We study here the so called subsequence pattern matching also known as hidden pattern matching in which one searches for a given pattern $w$ of length $m$ as a subsequence in a random text of length $n$. The quantity of interest is the number of occurrences of $w$ as a subsequence (i.e., occurring in not necessarily consecutive text locations). This problem finds many applications from intrusion detection, to trace reconstruction, to deletion channel, and to DNA-based storage systems. In all of these applications, the pattern $w$ is of variable length.
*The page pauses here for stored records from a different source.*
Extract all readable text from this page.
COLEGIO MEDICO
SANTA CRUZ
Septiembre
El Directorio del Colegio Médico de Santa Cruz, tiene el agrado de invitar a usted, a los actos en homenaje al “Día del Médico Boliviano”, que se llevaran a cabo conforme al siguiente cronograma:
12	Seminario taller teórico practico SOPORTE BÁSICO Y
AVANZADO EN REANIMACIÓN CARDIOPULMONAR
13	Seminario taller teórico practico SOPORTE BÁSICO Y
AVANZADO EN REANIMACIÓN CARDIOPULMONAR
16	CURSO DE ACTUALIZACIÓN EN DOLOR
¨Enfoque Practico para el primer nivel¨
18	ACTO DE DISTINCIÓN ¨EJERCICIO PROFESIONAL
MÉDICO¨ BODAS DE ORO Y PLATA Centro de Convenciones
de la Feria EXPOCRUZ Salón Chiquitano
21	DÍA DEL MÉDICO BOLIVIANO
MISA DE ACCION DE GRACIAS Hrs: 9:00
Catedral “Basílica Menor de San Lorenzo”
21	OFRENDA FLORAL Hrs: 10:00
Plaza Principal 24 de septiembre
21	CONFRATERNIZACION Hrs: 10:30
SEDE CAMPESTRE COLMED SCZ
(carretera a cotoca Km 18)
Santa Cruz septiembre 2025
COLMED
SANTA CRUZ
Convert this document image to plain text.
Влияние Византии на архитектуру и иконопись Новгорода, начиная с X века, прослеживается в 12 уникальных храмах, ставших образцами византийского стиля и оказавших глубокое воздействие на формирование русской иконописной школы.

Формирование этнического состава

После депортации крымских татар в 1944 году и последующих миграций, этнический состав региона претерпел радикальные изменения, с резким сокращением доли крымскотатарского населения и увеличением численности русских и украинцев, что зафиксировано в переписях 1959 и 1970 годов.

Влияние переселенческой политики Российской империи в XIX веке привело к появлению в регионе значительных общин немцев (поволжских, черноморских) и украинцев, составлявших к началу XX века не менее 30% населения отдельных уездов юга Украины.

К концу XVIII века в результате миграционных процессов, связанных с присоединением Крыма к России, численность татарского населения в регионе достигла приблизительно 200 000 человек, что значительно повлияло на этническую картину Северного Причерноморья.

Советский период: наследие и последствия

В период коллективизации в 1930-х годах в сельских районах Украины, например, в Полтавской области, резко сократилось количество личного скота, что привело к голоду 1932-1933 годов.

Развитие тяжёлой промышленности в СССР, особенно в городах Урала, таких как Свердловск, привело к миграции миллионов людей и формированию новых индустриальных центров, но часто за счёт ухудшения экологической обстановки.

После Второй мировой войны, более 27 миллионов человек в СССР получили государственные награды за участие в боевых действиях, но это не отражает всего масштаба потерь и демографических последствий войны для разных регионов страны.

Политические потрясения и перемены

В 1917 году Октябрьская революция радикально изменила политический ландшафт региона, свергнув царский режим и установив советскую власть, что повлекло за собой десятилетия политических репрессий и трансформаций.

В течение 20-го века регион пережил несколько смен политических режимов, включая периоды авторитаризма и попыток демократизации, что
To the best of our knowledge this problem was only tackled for a fixed length $m=O(1)$ [Flajolet, Szpankowski and Vall\'ee, 2006]. In our main result we prove that for $m=o(n^{1/3})$ the number of subsequence occurrences is normally distributed. In addition, we show that under some constraints on the structure of $w$ the asymptotic normality can be extended to $m=o(\sqrt{n})$. For a special pattern $w$ consisting of the same symbol, we indicate that for $m=o(n)$ the distribution of number of subsequences is either asymptotically normal or asymptotically log normal. We conjecture that this dichotomy is true for all patterns. We use Hoeffding's projection method for $U$-statistics to prove our findings.

中文翻译：

---

大模式的隐藏词统计

我们在这里研究所谓的子序列模式匹配，也称为隐藏模式匹配，其中搜索长度为 $m$ 的给定模式 $w$ 作为长度为 $n$ 的随机文本中的子序列。感兴趣的数量是 $w$ 作为子序列的出现次数（即，不一定出现在连续的文本位置）。这个问题在入侵检测、轨迹重建、删除通道和基于 DNA 的存储系统中都有很多应用。在所有这些应用程序中，模式 $w$ 都是可变长度的。据我们所知，这个问题只针对固定长度 $m=O(1)$ [Flajolet, Szpankowski and Vall\'ee, 2006] 得到解决。在我们的主要结果中，我们证明对于 $m=o(n^{1/3})$，子序列出现的次数是正态分布的。此外，我们表明，在 $w$ 结构的一些约束下，渐近正态性可以扩展到 $m=o(\sqrt{n})$。对于由相同符号组成的特殊模式$w$，我们指出对于$m=o(n)$，子序列数的分布要么是渐近正态的，要么是渐近正态的。我们推测这种二分法适用于所有模式。我们使用 Hoeffding 的 $U$-statistics 投影方法来证明我们的发现。